Some of you may have seen an article last month in The New York Times, by a journalist named George Johnson, about recent trends in Yiddish historical linguistics. Like many popular writers on scientific subjects, Mr. Johnson oversimplified, and his statement that until recently Yiddish linguistics was a field "in which rational analysis was overwhelmed by emotion" is an insult to such eminent Yiddishists of earlier generations as Ber Borochov, Matisyahu Mieses, Max Weinreich and many others.

Still, the article was correct in asserting that contemporary Yiddish scholars are now thinking differently about the history of the language and its place of origin, which they tend to locate not in the Rhineland or western Germany as was once the common view, but further to the east - in Bavaria, Bohemia or Saxony. (Actually, Mieses proposed such a view as far back as 1924, but it was rejected by Weinreich, whose paradigm of Rhineland origins, going back to a Jewish migration into Germany from France, was widely accepted for decades.)

The Yiddish scholar most prominently cited in Mr. Johnson's article is Robert King, a professor of Jewish studies at the University of Texas. A leading proponent of the "further to the east" theory along with colleagues like Dovid Katz of Oxford University's Yiddish Centre, James Marchand of the University of Illinois and Paul Wexler of Tel Aviv University, Mr. King advances two main arguments, one linguistic and one demographic.

The linguistic argument, as summarized by Mr. King's paper "Migration and Linguistics as Illustrated by Yiddish," published in 1992, is that a careful comparison of Yiddish grammar and morphology with various regional dialects of German shows that Yiddish is closest to "Bavarian with a small admixture of East Central German," and that "the Rhineland bequeathed nothing to the structure of Yiddish." Looking at nine different features that Yiddish and Bavarian German have in common, such as their loss of final vowels and of the simple past tense, and their formation of diminutives, he concludes that "It is perfectly clear, linguistically speaking, that [proto-Yiddish-speaking] Jews spent a lot of time on Bavarian-speaking soil."

As for the demography, says Mr. King, "the dilemma [for the Rhineland-origins school] is that the population numbers do not add up. There were not enough Jews in western Europe to populate eastern Europe. It is that simple."

Citing guesswork estimates of a very small Jewish population (somewhere between 10,000 and 50,000) in Central and Eastern Europe as late as 1500 and more reliable indicators of a far higher one (150,000 to 500,000) by 1650, Mr. King claims that such an increase could not possibly have taken place through either immigration from the West or purely internal growth, and reasons that the indigenous Eastern European population at the start of the period must therefore have been much larger. "It is clear," he writes, "that sources other than the Rhineland must be found to account for the origins of the Polish [i.e., Eastern European] Jewish population." Among such possible sources he suggests, "migration from Babylonia and Persia from the beginning of the common era"; "migration from Greece and the Byzantine Empire"; "migration from the Caucasus"; "the Khazar hypothesis" (i.e., the theory that survivors of the Judaizing kingdom of Khazaria on the Volga fled west after Khazaria's downfall in the 12th century and mingled on Polish soil with other Jews); "a Slavic origin for early Polish/Russian Jews"; and "Jewish settlement along trade routes between Western Europe and the Black Sea."

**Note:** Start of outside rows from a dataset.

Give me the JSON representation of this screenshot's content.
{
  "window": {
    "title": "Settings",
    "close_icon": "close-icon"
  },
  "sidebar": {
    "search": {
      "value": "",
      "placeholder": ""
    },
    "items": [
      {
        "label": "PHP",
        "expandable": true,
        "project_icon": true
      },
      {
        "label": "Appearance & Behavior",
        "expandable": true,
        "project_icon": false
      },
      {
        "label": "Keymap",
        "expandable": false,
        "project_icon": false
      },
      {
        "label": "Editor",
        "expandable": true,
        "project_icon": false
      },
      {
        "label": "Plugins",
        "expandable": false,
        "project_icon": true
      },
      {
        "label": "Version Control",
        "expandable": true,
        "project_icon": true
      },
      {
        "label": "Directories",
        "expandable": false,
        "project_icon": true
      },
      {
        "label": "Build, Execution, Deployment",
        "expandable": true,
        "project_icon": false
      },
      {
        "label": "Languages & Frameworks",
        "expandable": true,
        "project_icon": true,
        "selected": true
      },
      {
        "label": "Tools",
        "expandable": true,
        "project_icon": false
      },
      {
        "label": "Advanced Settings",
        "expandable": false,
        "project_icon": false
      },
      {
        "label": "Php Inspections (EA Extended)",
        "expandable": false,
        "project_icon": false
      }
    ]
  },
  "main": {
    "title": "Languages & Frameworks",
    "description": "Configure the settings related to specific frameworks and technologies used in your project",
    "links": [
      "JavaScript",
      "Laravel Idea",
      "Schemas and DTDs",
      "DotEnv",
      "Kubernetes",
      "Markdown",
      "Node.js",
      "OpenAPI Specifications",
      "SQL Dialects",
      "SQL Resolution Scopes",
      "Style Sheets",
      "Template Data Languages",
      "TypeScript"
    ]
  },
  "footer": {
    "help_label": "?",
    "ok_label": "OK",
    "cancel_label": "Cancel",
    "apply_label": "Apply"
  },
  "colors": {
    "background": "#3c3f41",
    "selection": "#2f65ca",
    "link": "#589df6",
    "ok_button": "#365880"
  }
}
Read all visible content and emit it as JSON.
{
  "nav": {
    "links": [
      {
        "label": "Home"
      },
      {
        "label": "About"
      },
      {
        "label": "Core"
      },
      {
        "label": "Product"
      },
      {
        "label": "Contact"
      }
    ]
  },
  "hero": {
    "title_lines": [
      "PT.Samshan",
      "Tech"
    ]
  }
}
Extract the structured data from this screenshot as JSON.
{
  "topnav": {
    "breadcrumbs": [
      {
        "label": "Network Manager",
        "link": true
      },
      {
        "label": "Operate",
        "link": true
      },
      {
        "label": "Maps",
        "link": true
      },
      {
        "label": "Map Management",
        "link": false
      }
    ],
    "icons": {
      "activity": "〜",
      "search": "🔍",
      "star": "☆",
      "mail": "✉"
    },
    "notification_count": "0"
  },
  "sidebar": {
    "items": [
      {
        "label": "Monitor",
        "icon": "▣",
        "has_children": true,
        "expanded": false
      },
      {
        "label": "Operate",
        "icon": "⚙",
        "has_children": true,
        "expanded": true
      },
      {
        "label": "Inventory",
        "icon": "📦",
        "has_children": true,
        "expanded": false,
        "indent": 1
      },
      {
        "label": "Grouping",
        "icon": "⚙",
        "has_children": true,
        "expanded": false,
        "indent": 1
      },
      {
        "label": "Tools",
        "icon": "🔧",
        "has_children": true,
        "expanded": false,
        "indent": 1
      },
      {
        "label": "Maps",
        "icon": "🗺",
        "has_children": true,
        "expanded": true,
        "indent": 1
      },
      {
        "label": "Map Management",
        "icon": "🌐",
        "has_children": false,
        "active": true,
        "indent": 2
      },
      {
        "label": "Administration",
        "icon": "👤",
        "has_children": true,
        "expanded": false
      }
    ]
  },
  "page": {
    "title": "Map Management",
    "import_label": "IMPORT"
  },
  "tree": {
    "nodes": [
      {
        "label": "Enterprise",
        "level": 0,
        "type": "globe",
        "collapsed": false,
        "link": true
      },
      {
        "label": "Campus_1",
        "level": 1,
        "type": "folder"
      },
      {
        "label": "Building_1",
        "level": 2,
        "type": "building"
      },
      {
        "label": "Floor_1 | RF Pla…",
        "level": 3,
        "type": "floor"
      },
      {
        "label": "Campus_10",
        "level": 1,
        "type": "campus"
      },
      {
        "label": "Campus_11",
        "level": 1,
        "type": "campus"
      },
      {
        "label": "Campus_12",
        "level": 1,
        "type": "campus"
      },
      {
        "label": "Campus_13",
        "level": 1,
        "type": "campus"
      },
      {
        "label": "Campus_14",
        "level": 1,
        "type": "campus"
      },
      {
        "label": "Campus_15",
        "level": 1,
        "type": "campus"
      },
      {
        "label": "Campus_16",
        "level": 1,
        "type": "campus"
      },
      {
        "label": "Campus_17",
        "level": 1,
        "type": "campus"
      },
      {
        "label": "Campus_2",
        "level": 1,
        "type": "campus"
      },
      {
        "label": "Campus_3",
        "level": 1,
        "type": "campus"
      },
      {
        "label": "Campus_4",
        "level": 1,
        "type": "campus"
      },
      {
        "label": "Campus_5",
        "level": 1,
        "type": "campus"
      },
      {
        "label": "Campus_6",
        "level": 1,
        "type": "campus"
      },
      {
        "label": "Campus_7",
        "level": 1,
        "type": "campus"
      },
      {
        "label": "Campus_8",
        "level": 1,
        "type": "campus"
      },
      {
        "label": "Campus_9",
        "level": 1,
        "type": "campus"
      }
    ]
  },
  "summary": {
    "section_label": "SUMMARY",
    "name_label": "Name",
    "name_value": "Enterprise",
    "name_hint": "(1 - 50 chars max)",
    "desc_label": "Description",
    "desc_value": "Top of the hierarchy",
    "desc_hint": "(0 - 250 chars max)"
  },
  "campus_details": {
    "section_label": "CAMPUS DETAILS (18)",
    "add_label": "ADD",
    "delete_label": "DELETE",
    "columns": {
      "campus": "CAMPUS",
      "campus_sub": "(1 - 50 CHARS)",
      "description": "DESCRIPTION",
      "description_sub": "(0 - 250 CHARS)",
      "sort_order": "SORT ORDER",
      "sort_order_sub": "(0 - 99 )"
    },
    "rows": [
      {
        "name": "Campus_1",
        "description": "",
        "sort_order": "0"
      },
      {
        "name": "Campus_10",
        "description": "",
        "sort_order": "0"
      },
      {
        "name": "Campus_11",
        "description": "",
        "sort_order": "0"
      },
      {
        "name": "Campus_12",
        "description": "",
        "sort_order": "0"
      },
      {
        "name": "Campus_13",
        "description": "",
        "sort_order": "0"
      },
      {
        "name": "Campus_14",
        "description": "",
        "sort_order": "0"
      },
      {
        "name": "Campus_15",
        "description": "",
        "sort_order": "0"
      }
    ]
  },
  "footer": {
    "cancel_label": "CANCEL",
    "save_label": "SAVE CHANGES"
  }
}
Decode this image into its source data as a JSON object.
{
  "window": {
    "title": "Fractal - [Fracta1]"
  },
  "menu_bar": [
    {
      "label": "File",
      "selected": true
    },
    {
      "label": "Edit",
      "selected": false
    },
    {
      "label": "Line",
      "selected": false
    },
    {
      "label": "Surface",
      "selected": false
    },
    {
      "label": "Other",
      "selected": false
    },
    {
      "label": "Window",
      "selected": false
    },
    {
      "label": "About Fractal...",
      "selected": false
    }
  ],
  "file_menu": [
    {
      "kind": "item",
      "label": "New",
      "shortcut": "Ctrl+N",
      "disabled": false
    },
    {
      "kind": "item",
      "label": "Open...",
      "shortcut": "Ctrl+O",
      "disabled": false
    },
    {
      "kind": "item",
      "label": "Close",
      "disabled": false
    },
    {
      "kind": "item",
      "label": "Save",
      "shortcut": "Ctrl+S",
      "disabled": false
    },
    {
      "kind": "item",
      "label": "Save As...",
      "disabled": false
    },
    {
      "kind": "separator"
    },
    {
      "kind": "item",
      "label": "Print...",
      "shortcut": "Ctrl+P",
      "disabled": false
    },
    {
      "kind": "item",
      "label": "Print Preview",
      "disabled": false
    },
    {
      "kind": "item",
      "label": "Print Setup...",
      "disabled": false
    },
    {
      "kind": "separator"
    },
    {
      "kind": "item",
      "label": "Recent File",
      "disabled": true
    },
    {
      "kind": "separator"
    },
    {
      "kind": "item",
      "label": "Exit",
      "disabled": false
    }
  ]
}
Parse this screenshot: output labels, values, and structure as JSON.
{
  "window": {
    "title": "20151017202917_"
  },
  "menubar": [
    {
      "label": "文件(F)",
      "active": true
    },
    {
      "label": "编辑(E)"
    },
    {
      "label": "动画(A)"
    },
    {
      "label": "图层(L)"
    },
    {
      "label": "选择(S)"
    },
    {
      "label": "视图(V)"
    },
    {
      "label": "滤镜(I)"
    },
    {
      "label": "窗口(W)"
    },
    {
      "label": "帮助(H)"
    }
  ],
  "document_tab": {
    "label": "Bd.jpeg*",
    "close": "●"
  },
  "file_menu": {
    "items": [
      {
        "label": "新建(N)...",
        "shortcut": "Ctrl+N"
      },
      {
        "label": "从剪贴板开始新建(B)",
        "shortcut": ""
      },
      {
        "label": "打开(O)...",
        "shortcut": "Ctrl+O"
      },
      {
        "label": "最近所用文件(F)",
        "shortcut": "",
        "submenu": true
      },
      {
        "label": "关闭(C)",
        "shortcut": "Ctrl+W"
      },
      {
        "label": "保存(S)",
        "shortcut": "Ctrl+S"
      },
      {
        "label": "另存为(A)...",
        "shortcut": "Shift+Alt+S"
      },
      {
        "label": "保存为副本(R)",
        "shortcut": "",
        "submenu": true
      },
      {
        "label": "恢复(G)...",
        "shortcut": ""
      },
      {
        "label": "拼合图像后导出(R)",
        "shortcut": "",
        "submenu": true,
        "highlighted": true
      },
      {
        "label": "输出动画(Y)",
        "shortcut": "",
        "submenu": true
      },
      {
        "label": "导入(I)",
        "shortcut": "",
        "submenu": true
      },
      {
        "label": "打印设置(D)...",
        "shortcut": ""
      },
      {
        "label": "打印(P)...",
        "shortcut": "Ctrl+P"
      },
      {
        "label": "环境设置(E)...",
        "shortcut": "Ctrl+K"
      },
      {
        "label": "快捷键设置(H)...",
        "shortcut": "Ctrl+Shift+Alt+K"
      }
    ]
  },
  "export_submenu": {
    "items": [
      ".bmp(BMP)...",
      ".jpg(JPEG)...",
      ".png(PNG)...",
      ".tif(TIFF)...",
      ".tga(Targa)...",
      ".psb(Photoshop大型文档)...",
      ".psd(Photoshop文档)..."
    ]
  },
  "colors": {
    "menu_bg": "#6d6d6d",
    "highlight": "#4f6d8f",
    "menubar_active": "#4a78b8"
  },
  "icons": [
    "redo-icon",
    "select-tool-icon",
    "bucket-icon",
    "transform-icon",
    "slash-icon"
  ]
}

Mr. King stresses that these possibilities are not mutually exclusive; all could explain why more Jews than was previously thought were living in Eastern Europe at an early date; and if we know almost nothing about such Jews, this is because, although "We have to assume that Jewish institutions of some sort were in place" among them, theirs was "a poor and exiguous culture" that left behind "few remains other than the bones of its dead." This poverty would help explain why such Jews assimilated to the language of culturally superior Judeo-German speakers coming from Bavaria and the Danube Valley.

But if, despite their cultural superiority, these newcomers were a small minority among the Jews in whose midst they settled is it conceivable that their language would have displaced whatever it was that Jews spoke before their coming? This is the weak link in Mr. King's argument, to which he fails to address himself.

Perhaps an answer should be sought in the fact that, as mentioned last week, German itself as once spoken further east an it is now, especially by the, burgher class in many Polish cities. Could it be that Eastern European Jews spoke, or at least understood, some form of German even before the arrival of proto-Yiddish, so that German served as a means of communication between indigenous and immigrant Jews from the start?' It's not impossible.